Nesse contexto, ela entende que as modificações promovidas na Lei 4.594/64 refletem uma modernização da legislação da categoria profissional, além de promover ajustes de adequação às alterações do Decreto-Lei 73/66. “Vale destacar, que a Lei expressa a essencialidade do corretor de seguros durante a contratação e a vigência dos contratos de seguros, inclusive na assistência aos segurados e na liquidação de sinistros, além de suprimir a possibilidade de que as sociedades seguradoras possam receber propostas de contratação de seguros a partir de representantes e agências, delimitando-as o recebimento de propostas advindas da intermediação dos corretores de seguros ou diretamente a partir dos proponentes”, frisou.

A diretora do IBRACOR apontou ainda como outro destaque da nova Lei a possibilidade de divulgação da relação dos registros dos corretores de seguros devidamente habilitados pelos Sindicatos da categoria e pela FENACOR, mediante a disponibilização de informações advindas das entidades responsáveis pelo registro destes profissionais. “Em sendo os corretores de seguros capacitados para atendimento aos consumidores e para defesa de seus interesses perante as seguradoras, torna-se necessário maximizar a forma de garantia da conferência da regularidade do registro, idoneidade e capacitação técnica destes profissionais”, argumentou.
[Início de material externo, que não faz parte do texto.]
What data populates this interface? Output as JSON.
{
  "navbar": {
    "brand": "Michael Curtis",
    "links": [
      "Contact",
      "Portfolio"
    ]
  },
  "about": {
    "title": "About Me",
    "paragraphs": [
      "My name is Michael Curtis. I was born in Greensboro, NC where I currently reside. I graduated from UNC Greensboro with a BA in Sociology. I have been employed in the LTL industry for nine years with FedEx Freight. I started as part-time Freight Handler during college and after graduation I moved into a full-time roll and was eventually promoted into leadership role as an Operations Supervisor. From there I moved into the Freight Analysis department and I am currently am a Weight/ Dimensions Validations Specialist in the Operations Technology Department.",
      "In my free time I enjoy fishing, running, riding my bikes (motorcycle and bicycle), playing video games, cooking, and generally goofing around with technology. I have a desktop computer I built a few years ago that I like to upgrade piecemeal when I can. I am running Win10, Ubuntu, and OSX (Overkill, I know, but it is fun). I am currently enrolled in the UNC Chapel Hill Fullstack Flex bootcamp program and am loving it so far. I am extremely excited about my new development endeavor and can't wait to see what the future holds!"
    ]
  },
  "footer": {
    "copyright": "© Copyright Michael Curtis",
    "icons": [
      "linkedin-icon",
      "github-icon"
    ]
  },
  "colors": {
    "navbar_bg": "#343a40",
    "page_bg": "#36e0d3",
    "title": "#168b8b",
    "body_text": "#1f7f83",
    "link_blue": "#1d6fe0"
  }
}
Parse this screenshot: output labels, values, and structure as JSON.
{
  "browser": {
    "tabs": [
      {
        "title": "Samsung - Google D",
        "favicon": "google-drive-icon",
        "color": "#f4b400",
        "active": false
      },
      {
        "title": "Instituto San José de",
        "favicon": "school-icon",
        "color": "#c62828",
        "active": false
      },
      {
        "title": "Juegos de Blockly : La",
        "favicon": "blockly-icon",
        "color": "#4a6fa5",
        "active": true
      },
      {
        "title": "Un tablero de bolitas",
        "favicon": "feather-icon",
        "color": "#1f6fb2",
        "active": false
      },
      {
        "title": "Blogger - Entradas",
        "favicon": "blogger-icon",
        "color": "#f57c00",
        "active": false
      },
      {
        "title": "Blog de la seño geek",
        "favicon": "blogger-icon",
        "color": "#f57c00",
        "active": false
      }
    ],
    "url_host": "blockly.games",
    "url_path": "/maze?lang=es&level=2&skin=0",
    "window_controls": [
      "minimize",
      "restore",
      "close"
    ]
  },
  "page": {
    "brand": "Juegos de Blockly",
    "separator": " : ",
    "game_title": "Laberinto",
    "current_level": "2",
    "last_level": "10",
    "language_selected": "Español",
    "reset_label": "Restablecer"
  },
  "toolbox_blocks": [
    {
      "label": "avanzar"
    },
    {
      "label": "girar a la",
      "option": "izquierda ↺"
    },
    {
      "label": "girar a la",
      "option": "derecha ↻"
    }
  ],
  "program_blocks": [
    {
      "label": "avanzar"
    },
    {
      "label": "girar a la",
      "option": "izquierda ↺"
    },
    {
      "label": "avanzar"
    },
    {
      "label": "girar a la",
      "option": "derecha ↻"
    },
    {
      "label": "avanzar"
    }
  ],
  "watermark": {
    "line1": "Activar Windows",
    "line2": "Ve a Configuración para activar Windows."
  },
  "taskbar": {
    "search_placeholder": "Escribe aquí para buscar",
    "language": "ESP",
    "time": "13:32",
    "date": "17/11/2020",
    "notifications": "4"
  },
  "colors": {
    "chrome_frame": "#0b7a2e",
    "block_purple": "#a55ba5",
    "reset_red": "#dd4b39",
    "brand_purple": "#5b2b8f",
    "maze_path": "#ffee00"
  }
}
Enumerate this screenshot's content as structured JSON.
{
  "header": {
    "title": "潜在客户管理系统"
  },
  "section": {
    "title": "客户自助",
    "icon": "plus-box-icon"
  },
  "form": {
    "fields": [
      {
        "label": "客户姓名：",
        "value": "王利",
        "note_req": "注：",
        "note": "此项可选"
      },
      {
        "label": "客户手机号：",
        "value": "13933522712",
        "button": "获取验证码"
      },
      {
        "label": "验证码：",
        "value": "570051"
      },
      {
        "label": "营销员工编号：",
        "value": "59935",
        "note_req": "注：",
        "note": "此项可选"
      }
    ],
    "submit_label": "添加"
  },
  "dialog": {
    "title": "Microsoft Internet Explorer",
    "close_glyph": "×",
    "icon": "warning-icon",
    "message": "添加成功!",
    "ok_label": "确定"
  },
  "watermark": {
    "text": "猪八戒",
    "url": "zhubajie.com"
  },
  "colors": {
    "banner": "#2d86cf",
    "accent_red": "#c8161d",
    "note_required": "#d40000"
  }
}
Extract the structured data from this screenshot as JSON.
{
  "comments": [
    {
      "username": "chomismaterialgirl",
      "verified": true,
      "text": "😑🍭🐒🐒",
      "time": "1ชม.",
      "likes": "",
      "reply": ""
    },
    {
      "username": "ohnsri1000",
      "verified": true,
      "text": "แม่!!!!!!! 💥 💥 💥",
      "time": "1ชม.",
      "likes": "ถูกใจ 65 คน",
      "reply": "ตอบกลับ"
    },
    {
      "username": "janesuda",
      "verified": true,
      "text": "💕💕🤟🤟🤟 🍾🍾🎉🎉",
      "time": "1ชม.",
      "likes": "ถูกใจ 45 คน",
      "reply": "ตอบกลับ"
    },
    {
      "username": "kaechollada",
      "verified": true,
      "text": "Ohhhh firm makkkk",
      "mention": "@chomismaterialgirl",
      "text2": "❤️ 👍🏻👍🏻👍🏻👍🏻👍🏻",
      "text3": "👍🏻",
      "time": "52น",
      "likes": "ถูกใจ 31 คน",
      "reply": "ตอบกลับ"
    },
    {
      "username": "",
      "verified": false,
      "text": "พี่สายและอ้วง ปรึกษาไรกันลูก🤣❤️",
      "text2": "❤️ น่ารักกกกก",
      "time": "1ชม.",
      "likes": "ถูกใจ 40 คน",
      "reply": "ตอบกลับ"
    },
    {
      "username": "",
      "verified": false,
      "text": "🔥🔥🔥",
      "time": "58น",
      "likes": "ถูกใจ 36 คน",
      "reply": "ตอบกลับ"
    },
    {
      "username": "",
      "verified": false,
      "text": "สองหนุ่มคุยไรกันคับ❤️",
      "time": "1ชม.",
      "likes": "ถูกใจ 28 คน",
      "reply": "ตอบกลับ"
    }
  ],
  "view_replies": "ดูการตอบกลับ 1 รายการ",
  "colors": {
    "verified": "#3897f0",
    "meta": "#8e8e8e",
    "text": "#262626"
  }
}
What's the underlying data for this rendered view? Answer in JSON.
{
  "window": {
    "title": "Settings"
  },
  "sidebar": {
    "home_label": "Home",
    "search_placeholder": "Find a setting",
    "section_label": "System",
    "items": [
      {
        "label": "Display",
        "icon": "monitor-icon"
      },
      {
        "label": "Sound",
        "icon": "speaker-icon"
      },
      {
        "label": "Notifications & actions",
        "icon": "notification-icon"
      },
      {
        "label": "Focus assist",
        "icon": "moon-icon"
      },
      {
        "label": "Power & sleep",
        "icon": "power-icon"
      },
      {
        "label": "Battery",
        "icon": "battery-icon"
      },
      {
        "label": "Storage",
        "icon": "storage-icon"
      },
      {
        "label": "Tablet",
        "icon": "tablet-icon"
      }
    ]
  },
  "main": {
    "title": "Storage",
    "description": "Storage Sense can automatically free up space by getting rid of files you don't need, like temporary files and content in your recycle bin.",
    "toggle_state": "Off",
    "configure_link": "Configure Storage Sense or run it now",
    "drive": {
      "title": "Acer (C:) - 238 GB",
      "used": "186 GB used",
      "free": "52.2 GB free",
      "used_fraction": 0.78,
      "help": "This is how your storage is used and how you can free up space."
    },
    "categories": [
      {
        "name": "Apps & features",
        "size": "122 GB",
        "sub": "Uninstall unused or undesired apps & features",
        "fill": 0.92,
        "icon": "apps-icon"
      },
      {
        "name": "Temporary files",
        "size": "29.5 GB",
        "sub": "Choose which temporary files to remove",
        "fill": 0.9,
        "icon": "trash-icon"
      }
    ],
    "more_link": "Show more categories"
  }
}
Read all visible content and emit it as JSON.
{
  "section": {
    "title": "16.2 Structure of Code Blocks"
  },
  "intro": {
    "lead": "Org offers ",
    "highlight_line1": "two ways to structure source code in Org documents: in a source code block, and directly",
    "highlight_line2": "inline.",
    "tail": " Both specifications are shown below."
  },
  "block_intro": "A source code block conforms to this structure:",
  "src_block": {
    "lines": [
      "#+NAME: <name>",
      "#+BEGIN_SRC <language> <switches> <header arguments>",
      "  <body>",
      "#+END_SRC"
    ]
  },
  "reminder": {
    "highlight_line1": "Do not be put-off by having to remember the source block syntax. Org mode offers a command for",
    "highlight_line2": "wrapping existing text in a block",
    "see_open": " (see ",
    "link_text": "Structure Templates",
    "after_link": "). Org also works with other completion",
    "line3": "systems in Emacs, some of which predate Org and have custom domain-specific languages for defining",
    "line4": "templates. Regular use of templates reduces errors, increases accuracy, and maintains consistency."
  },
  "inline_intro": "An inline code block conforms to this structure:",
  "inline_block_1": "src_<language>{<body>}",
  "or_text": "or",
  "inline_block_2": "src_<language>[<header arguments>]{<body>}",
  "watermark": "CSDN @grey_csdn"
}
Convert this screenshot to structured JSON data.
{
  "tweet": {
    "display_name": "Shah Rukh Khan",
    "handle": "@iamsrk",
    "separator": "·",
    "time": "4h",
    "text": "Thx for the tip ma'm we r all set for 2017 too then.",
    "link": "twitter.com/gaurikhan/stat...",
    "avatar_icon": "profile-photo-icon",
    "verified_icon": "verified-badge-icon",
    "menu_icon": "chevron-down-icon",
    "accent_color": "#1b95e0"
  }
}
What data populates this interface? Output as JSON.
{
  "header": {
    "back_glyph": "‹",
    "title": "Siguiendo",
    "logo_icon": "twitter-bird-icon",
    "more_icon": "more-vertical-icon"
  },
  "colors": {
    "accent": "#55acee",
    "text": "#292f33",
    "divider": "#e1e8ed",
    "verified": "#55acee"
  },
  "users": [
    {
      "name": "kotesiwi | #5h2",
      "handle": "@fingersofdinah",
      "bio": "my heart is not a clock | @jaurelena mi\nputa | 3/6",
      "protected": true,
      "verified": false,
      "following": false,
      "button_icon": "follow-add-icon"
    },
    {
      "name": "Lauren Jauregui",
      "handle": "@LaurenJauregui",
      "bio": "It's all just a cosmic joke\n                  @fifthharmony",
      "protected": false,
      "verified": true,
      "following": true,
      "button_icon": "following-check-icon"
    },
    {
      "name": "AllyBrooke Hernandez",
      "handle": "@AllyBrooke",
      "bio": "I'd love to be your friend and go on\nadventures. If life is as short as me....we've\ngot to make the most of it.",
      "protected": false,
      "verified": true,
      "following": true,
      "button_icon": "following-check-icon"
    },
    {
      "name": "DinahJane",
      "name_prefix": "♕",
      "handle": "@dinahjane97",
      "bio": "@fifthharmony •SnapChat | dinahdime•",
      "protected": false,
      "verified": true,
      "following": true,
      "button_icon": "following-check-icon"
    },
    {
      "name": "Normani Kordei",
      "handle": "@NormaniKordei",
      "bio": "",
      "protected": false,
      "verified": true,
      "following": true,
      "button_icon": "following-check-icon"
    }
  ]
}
Priscila Figueiredo observou também que a modernização do marco legal dos corretores de seguros contribuirá na sua inserção na economia digital, porém, mantidas as suas características de atendimento presencial e de relacionamento de confiança com os segurados, que podem ser “melhor compreendidas no âmbito da autorregulação a partir de suas atribuições consagradas na Lei 14.430/22, especialmente da função social de assistência ao segurado e seus beneficiários desde a identificação dos riscos até a liquidação de sinistros”.

Por fim, a advogada lembrou que, ao editar a MP 1103/22, o Poder Executivo Federal fundamentou a urgência e a necessidade do ato para simplificar operações de riscos, trazendo recursos do mercado de capitais para o mercado de seguros e, por outro lado, a existência de novos ativos de investimentos disponíveis no mercado não atrelados ao ciclo econômico. “Além de novas competências atribuídas ao CNSP e à Susep no âmbito da regulamentação e supervisão destas entidades, nasceu também a necessidade de interação contínua entre o CNSP, a SUSEP, o Conselho Monetário Nacional e a Comissão de Valores Mobiliários para que, cada umas das instituições, dentro de suas respectivas competências, disponha sobre as operações das SSPEs e sobre os tipos de riscos passíveis de aceitação por meio das letras de risco de seguros”, pontuou, ressalvando ainda que, somando-se a todo o rol de competências e responsabilidade que o CNSP e a Susep já possuem, a lei sancionada “exige uma interação e atuação multidisciplinar no âmbito das SSPEs, demandando ainda mais atenção da entidade fiscalizadora para garantir a segurança e a liquidez do mercado”.